BALIKPAPAN, KOMPAS-Sejak ditetapkan sebagai kawasan konservasi, Mangrove Center Balikpapan di Kalimantan Timur belum mendapat banyak perhatian. Sejumlah kendala juga ditemui di lapangan, di antaranya belum ada landasan hukum dan dukungan riil pemerintah dari daerah. Selain itu, kekurangan relawan untuk pembibitan bakau.
Mangrove Center Balikpapan ditetapkan sebagai kawasan konservasi tahun 2011 oleh Wali Kota Balikpapan saat itu, yakni Imdaad Hamid. Namun hingga sekarang, Mangrove Center belum memegang landasan aturan yang kuat.
“Sejak ditetapkan, sudah dibahas tentang perlunya landasan legal, setidaknya Surat Keputusan (SK) atas kawasan ini. Namun tidak pernah ada kabarnya lagi. Memang, kawasan ini masuk dalam Perda Rencana Tata Ruang dan Wilayah (RTRW) sebagai kawasan hijau. Tapi itu belum cukup,” kata Agus Bei, Ketua Mangrove Center Balikpapan, Kamis (24/1/2019).
Setidaknya ada landasan hukum minimal Peraturan Gubernur (Pergub) terhadap kawasan bakau seluas 150 hektar ini. Kawasan bakau ini, menurut Agus, sebagian bersertifikat letter C atau surat segel. “Kalau ada aturan baku, kita bisa menjaga mangrove tidak beralih fungsi. Meski ada yang pegang surat segel, tetap tidak bisa membabat bakau,” katanya.
Meski demikian, menurut Agus, aturan apa pun tidak berarti jika upaya pelestarian bakau tidak tersentuh. Pengelolaan tempat ini, bukan semata menggarap ekowisatanya. Namun juga bagaimana caranya menambah bakau, hingga mengurusi sampah.
“Kami perlu banyak relawan untuk membantu, setidaknya dalam pembibitan bakau. Kami pun memerlukan bantuan pihak-pihak lain untuk mengurusi sampah. Saya dan warga di sini yang menggerakkan Mangrove Center, sudah habis waktunya berkutat dengan bakau, dan menjalankan wisata,” kata Agus.

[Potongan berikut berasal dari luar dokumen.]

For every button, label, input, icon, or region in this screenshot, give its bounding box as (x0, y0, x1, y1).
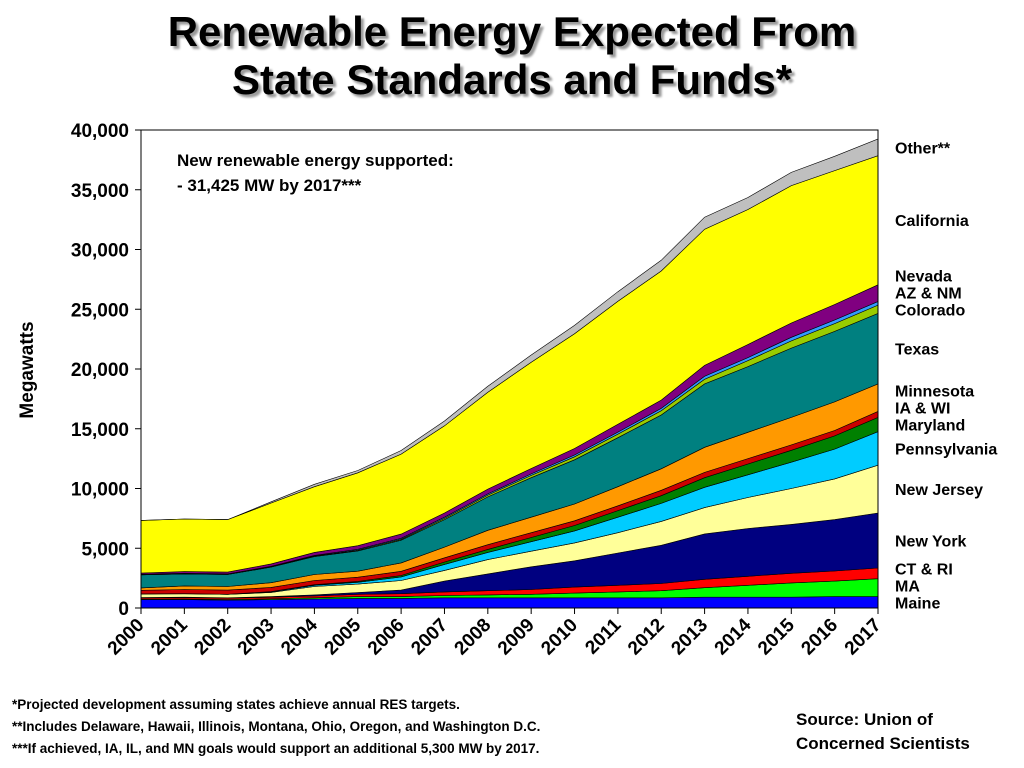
series-label-new-jersey: New Jersey (895, 482, 983, 499)
annotation-line-1: New renewable energy supported: (177, 151, 454, 170)
y-tick-label: 40,000 (71, 121, 129, 142)
series-label-pennsylvania: Pennsylvania (895, 441, 997, 458)
series-label-other: Other** (895, 140, 951, 157)
y-tick-label: 35,000 (71, 181, 129, 202)
x-axis: 2000200120022003200420052006200720082009… (104, 608, 886, 659)
x-tick-label: 2000 (104, 615, 149, 660)
chart-title-line-2: State Standards and Funds* (231, 56, 793, 103)
series-label-colorado: Colorado (895, 302, 965, 319)
footnote-3: ***If achieved, IA, IL, and MN goals wou… (12, 741, 540, 756)
x-tick-label: 2012 (624, 615, 669, 660)
chart-title: Renewable Energy Expected From State Sta… (0, 8, 1024, 104)
x-tick-label: 2004 (277, 614, 322, 659)
x-tick-label: 2005 (321, 614, 366, 659)
x-tick-label: 2001 (147, 614, 192, 659)
x-tick-label: 2007 (407, 615, 452, 660)
x-tick-label: 2009 (494, 615, 539, 660)
series-label-maine: Maine (895, 595, 940, 612)
series-label-maryland: Maryland (895, 418, 965, 435)
series-label-texas: Texas (895, 342, 939, 359)
x-tick-label: 2006 (364, 615, 409, 660)
y-tick-label: 0 (118, 599, 129, 620)
x-tick-label: 2014 (711, 614, 756, 659)
series-label-ct-ri: CT & RI (895, 561, 953, 578)
series-label-az-nm: AZ & NM (895, 285, 962, 302)
source-note: Source: Union of Concerned Scientists (796, 708, 970, 756)
y-tick-label: 10,000 (71, 480, 129, 501)
x-tick-label: 2015 (754, 614, 799, 659)
series-label-ia-wi: IA & WI (895, 401, 950, 418)
series-label-new-york: New York (895, 533, 967, 550)
series-label-minnesota: Minnesota (895, 384, 974, 401)
annotation-line-2: - 31,425 MW by 2017*** (177, 176, 362, 195)
series-label-nevada: Nevada (895, 268, 952, 285)
y-axis: 0 5,000 10,000 15,000 20,000 25,000 30,000 35,0… (71, 121, 141, 620)
x-tick-label: 2017 (841, 615, 886, 660)
y-tick-label: 5,000 (81, 539, 129, 560)
x-tick-label: 2003 (234, 615, 279, 660)
series-label-california: California (895, 213, 969, 230)
x-tick-label: 2010 (537, 615, 582, 660)
x-tick-label: 2008 (451, 615, 496, 660)
stacked-area-chart: 0 5,000 10,000 15,000 20,000 25,000 30,000 35,0… (17, 121, 997, 659)
y-tick-label: 20,000 (71, 360, 129, 381)
y-axis-label: Megawatts (17, 321, 38, 418)
y-tick-label: 25,000 (71, 300, 129, 321)
footnote-2: **Includes Delaware, Hawaii, Illinois, M… (12, 719, 541, 734)
source-line-2: Concerned Scientists (796, 734, 970, 753)
x-tick-label: 2013 (667, 615, 712, 660)
footnote-1: *Projected development assuming states a… (12, 697, 460, 712)
y-tick-label: 30,000 (71, 241, 129, 262)
area-series-group (140, 138, 879, 609)
x-tick-label: 2002 (190, 615, 235, 660)
series-label-ma: MA (895, 578, 920, 595)
y-tick-label: 15,000 (71, 420, 129, 441)
source-line-1: Source: Union of (796, 710, 933, 729)
x-tick-label: 2011 (581, 614, 625, 658)
x-tick-label: 2016 (797, 615, 842, 660)
chart-title-line-1: Renewable Energy Expected From (167, 8, 857, 55)
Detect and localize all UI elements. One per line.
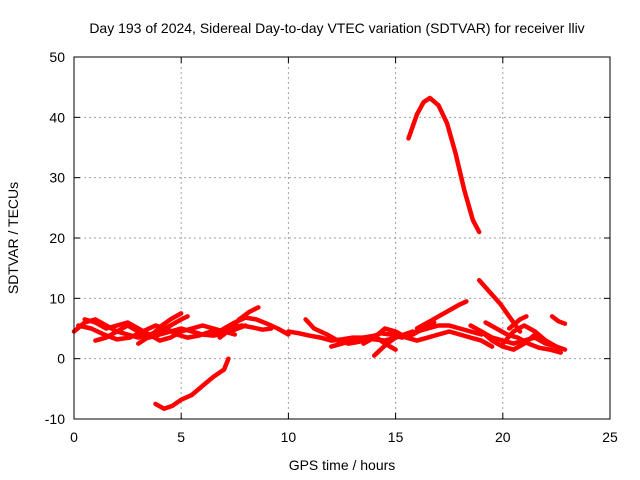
y-tick-label: 20 — [49, 230, 65, 246]
y-tick-label: -10 — [45, 411, 65, 427]
y-tick-label: 10 — [49, 290, 65, 306]
series-line-track-t — [500, 323, 559, 349]
x-tick-label: 10 — [281, 429, 297, 445]
series-line-track-b — [76, 323, 227, 342]
x-tick-labels: 0 5 10 15 20 25 — [70, 429, 618, 445]
series-line-track-m — [371, 329, 416, 358]
series-line-track-n — [414, 299, 469, 331]
series-group — [71, 95, 568, 411]
series-line-track-f — [213, 315, 291, 337]
x-tick-label: 5 — [177, 429, 185, 445]
series-line-track-s — [506, 314, 529, 331]
x-axis-label: GPS time / hours — [289, 457, 396, 473]
series-line-track-peak — [406, 95, 482, 235]
x-tick-label: 25 — [602, 429, 618, 445]
series-line-track-c — [82, 317, 238, 343]
series-line-track-l — [361, 326, 495, 349]
series-line-track-u — [549, 314, 568, 326]
x-tick-label: 0 — [70, 429, 78, 445]
gridlines — [74, 57, 610, 419]
series-line-track-o — [476, 277, 523, 334]
chart-title: Day 193 of 2024, Sidereal Day-to-day VTE… — [89, 20, 584, 36]
series-line-track-q — [483, 320, 563, 355]
y-tick-labels: -10 0 10 20 30 40 50 — [45, 49, 65, 427]
series-line-track-neg — [153, 356, 231, 411]
series-line-track-h — [217, 323, 274, 340]
y-tick-label: 50 — [49, 49, 65, 65]
y-tick-label: 0 — [57, 351, 65, 367]
x-tick-label: 20 — [495, 429, 511, 445]
y-axis-label: SDTVAR / TECUs — [5, 182, 21, 294]
x-tick-label: 15 — [388, 429, 404, 445]
series-line-track-r — [479, 329, 548, 352]
y-tick-label: 30 — [49, 170, 65, 186]
series-line-track-i — [286, 323, 484, 343]
y-tick-label: 40 — [49, 109, 65, 125]
series-line-track-e — [136, 311, 184, 346]
axis-ticks — [73, 56, 611, 420]
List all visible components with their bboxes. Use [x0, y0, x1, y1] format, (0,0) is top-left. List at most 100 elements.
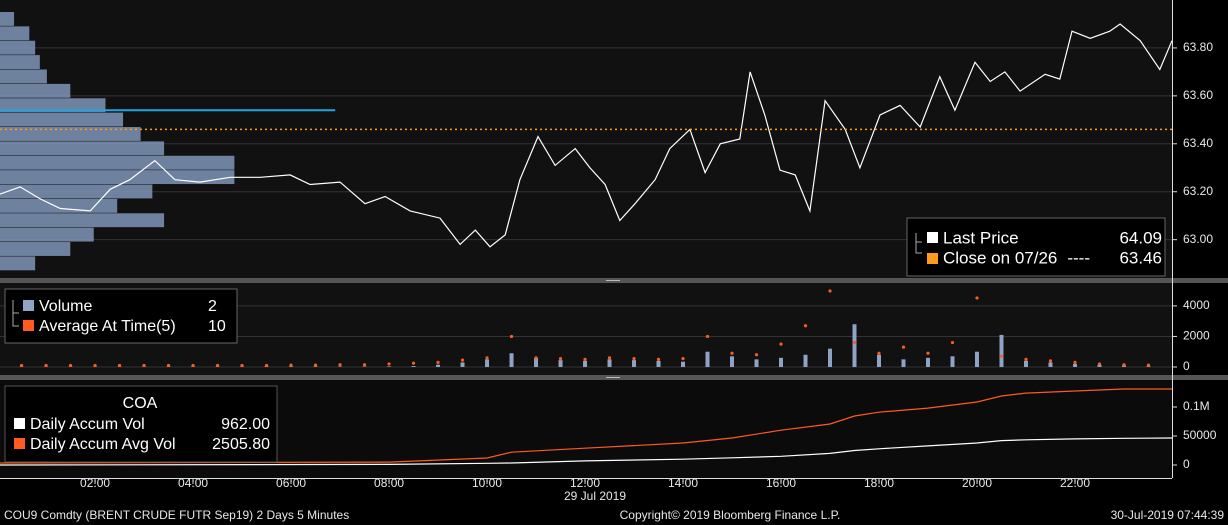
volume-bar: [803, 354, 808, 367]
y-tick-label: 63.60: [1183, 88, 1213, 102]
profile-bar: [0, 242, 71, 256]
legend-swatch: [927, 232, 938, 243]
average-dot: [68, 363, 73, 368]
profile-bar: [0, 256, 36, 271]
y-tick-label: 0.1M: [1183, 399, 1210, 413]
y-tick-label: 2000: [1183, 329, 1210, 343]
average-dot: [607, 356, 612, 360]
average-dot: [93, 363, 97, 368]
x-tick-label: 04:00: [178, 476, 208, 490]
legend-label: Daily Accum Vol: [30, 416, 145, 433]
average-dot: [338, 363, 342, 367]
average-dot: [142, 363, 146, 368]
legend-value: 962.00: [221, 416, 270, 433]
average-dot: [485, 356, 489, 360]
volume-bar: [485, 359, 490, 367]
series-line: [0, 388, 1172, 464]
average-dot: [803, 324, 808, 328]
average-dot: [362, 363, 367, 367]
footer-security: COU9 Comdty (BRENT CRUDE FUTR Sep19) 2 D…: [4, 508, 349, 522]
x-date-label: 29 Jul 2019: [564, 489, 626, 503]
volume-bar: [1048, 362, 1053, 367]
profile-bar: [0, 40, 36, 55]
volume-bar: [901, 359, 906, 367]
average-dot: [411, 361, 416, 365]
average-dot: [436, 360, 440, 365]
legend-value: 2505.80: [212, 436, 270, 453]
average-dot: [44, 363, 48, 368]
average-dot: [1048, 359, 1053, 363]
average-dot: [1024, 357, 1028, 361]
volume-bar: [779, 357, 784, 367]
average-dot: [852, 340, 857, 345]
profile-bar: [0, 155, 235, 170]
volume-bar: [754, 359, 759, 367]
volume-bar: [387, 366, 392, 367]
legend-swatch: [14, 418, 25, 429]
volume-bar: [509, 353, 514, 367]
profile-bar: [0, 227, 94, 242]
y-tick-label: 63.40: [1183, 136, 1213, 150]
profile-bar: [0, 83, 71, 98]
average-dot: [1097, 362, 1102, 366]
legend-label: Last Price: [943, 228, 1019, 247]
average-dot: [950, 340, 955, 345]
volume-bar: [411, 366, 416, 367]
average-dot: [975, 296, 979, 300]
legend-value: 10: [208, 318, 226, 335]
volume-bar: [950, 356, 955, 367]
average-dot: [754, 353, 759, 357]
average-dot: [901, 345, 906, 349]
legend-dashes: ----: [1067, 248, 1090, 267]
profile-bar: [0, 11, 15, 26]
volume-bar: [999, 334, 1004, 367]
volume-bar: [607, 359, 612, 367]
average-dot: [19, 363, 24, 368]
profile-bar: [0, 198, 118, 213]
legend-icon: [12, 300, 19, 327]
average-dot: [705, 334, 710, 339]
profile-bar: [0, 26, 30, 41]
average-dot: [583, 357, 587, 361]
profile-bar: [0, 127, 141, 141]
legend-title: COA: [123, 395, 158, 412]
footer-copyright: Copyright© 2019 Bloomberg Finance L.P.: [620, 508, 841, 522]
average-dot: [779, 342, 783, 346]
volume-bar: [534, 357, 539, 367]
x-tick-label: 06:00: [276, 476, 306, 490]
volume-bar: [925, 357, 930, 367]
series-line: [0, 437, 1173, 466]
volume-bar: [632, 360, 637, 367]
legends: Last Price 64.09 Close on 07/26 ---- 63.…: [4, 217, 1166, 463]
legend-value: 63.46: [1119, 248, 1162, 267]
legend-box: [4, 288, 238, 344]
legend-value: 64.09: [1119, 228, 1162, 247]
legend-swatch: [927, 253, 938, 264]
series-line: [0, 23, 1173, 248]
average-dot: [264, 363, 269, 368]
average-dot: [1073, 360, 1077, 365]
profile-bar: [0, 98, 106, 113]
y-tick-label: 50000: [1183, 428, 1217, 442]
volume-bar: [1023, 360, 1028, 367]
legend-label: Close on 07/26: [943, 248, 1057, 267]
average-dot: [215, 363, 220, 368]
average-dot: [460, 358, 465, 362]
x-tick-label: 12:00: [570, 476, 600, 490]
average-dot: [166, 363, 171, 368]
average-dot: [509, 334, 514, 339]
x-tick-label: 10:00: [472, 476, 502, 490]
volume-bar: [656, 360, 661, 367]
y-tick-label: 0: [1183, 359, 1190, 373]
profile-bar: [0, 184, 153, 199]
average-dot: [534, 356, 538, 360]
average-dot: [999, 354, 1004, 358]
profile-bar: [0, 69, 47, 84]
legend-label: Average At Time(5): [39, 318, 176, 335]
volume-bar: [1097, 364, 1102, 367]
footer-timestamp: 30-Jul-2019 07:44:39: [1111, 508, 1225, 522]
x-tick-label: 08:00: [374, 476, 404, 490]
average-dot: [1146, 363, 1151, 367]
average-dot: [656, 357, 661, 361]
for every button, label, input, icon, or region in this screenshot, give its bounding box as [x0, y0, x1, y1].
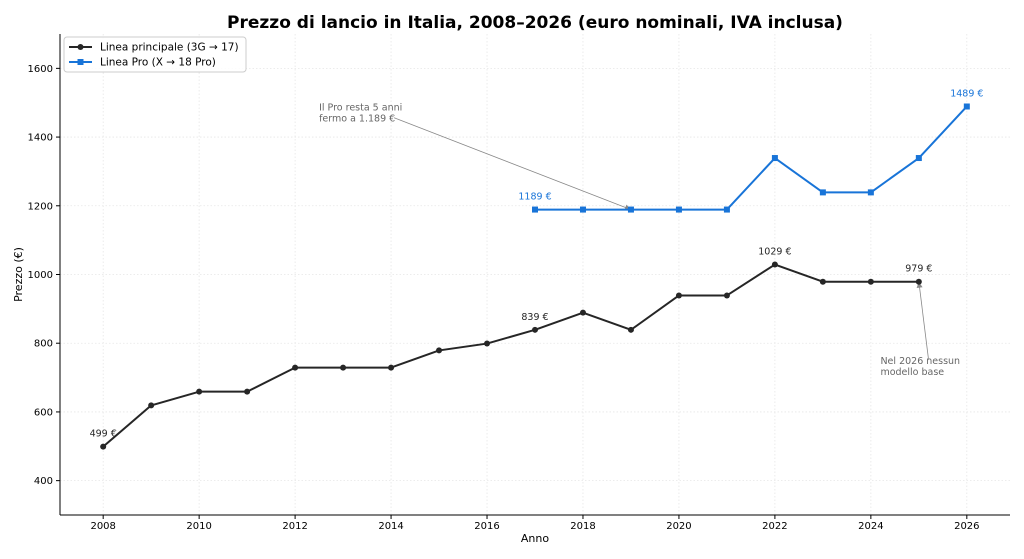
data-point-main [484, 340, 491, 347]
annotation-text: modello base [880, 367, 944, 378]
x-tick-label: 2024 [858, 521, 883, 532]
annotation-arrow [393, 117, 632, 210]
x-tick-label: 2012 [282, 521, 307, 532]
y-tick-label: 800 [34, 339, 53, 350]
x-tick-label: 2008 [90, 521, 115, 532]
series-line-pro [535, 105, 968, 211]
annotation-text: Il Pro resta 5 anni [319, 103, 402, 114]
data-point-pro [963, 103, 970, 110]
data-point-main [675, 292, 682, 299]
data-point-main [148, 402, 155, 409]
data-point-pro [675, 206, 682, 213]
data-point-main [388, 364, 395, 371]
y-axis-label: Prezzo (€) [12, 247, 25, 302]
data-point-pro [532, 206, 538, 213]
data-point-main [292, 364, 299, 371]
x-ticks: 2008 2010 2012 2014 2016 2018 2020 2022 2024 2026 [90, 515, 980, 532]
x-tick-label: 2022 [762, 521, 787, 532]
annotation-arrow [918, 281, 929, 360]
legend-marker-pro [77, 59, 84, 65]
data-point-main [244, 388, 251, 395]
legend-label-pro: Linea Pro (X → 18 Pro) [100, 57, 216, 69]
data-label: 1189 € [518, 192, 551, 203]
data-point-pro [819, 189, 826, 196]
data-label: 1489 € [950, 88, 983, 99]
x-axis-label: Anno [521, 532, 549, 545]
annotation-text: Nel 2026 nessun [880, 356, 960, 367]
data-point-main [532, 326, 538, 333]
y-ticks: 400 600 800 1000 1200 1400 1600 [28, 64, 60, 487]
y-tick-label: 1000 [28, 270, 53, 281]
x-tick-label: 2016 [474, 521, 499, 532]
x-tick-label: 2010 [186, 521, 211, 532]
data-label: 1029 € [758, 247, 791, 258]
data-point-main [723, 292, 730, 299]
x-tick-label: 2020 [666, 521, 691, 532]
data-point-main [579, 309, 586, 316]
data-point-main [819, 278, 826, 285]
data-point-main [196, 388, 203, 395]
data-labels: 499 € 839 € 1029 € 979 € 1189 € 1489 € [90, 88, 984, 439]
annotation-arrowhead [916, 281, 923, 289]
series-group [100, 103, 970, 450]
data-point-pro [723, 206, 730, 213]
data-point-main [436, 347, 443, 354]
x-tick-label: 2014 [378, 521, 403, 532]
legend-box [63, 36, 247, 73]
data-point-main [867, 278, 874, 285]
legend-marker-main [77, 44, 84, 50]
annotation-text: fermo a 1.189 € [319, 114, 395, 125]
data-point-pro [771, 155, 778, 162]
y-tick-label: 400 [34, 476, 53, 487]
grid [60, 34, 1010, 515]
data-point-main [771, 261, 778, 268]
data-label: 839 € [521, 312, 548, 323]
data-point-main [100, 443, 107, 450]
data-point-pro [579, 206, 586, 213]
data-point-main [915, 278, 922, 285]
series-line-main [102, 263, 919, 448]
data-label: 499 € [90, 429, 117, 440]
y-tick-label: 1400 [28, 133, 53, 144]
data-point-pro [627, 206, 634, 213]
x-tick-label: 2018 [570, 521, 595, 532]
legend: Linea principale (3G → 17) Linea Pro (X … [63, 36, 247, 73]
x-tick-label: 2026 [954, 521, 979, 532]
chart-title: Prezzo di lancio in Italia, 2008–2026 (e… [227, 13, 843, 33]
y-tick-label: 1600 [28, 64, 53, 75]
legend-label-main: Linea principale (3G → 17) [100, 42, 239, 54]
data-point-main [340, 364, 347, 371]
data-point-main [627, 326, 634, 333]
y-tick-label: 1200 [28, 201, 53, 212]
y-tick-label: 600 [34, 407, 53, 418]
data-label: 979 € [905, 264, 932, 275]
data-point-pro [867, 189, 874, 196]
data-point-pro [915, 155, 922, 162]
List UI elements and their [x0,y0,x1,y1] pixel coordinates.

Mangrove Center Balikpapan dikelola warga dan tidak memakai APBD. Namun, bisa berjalan karena perlahan mulai muncul bantuan dari pihak-pihak lain.
Pemerhati pariwisata yang juga dosen Politeknik Negeri Balikpapan Syahrul Karim mengatakan, peran pemerintah daerah memang minim untuk mendukung Mangrove Center Balikpapan. Syahrul mengamati perkembangan tempat itu selama bertahun-tahun. Ia pun terkesan pada kegigihan Agus dalam mengelola Mangrove Center itu.
Awal Januari 2019 ini, Agus menerima penghargaan dari Pemprov Kaltim sebagai Tokoh Berjasa dan Masyarakat Berprestasi 2018. Sebelumnya tahun 2017, Agus meraih Kalpataru kategori perintis lingkungan.
Balikpapan, menurut Syahrul, masih melihat pantai sebagai potensi wisata. Padahal daya tarik wisata Balikpapan adalah mangrove. Balikpapan sebenarnya beruntung karena masyarakatnya yang mengupayakan sendiri potensi Mangrove Center Balikpapan sebagai ekowisata.
Kepala Dinas Lingkungan Hidup Balikpapan Suryanto, juga mengakui potensi ekowisata balum tergarap. Dia juga menyebut satu-satunya yang sudah berjalan bagus, hanya Mangrove Center Balikpapan. Kendala yang ada, menurut dia, lebih ke anggaran.
Meski demikian, Pemkot Balikpapan, menurut Suryanto, terus mengupayakan dukungan. Salah satunya mengupayakan terealisasinya jalan masuk ke areal tersebut. Menuju ke dermaga Mangrove Center Balikpapan memang cukup berliku karena melewati gang-gang cukup sempit.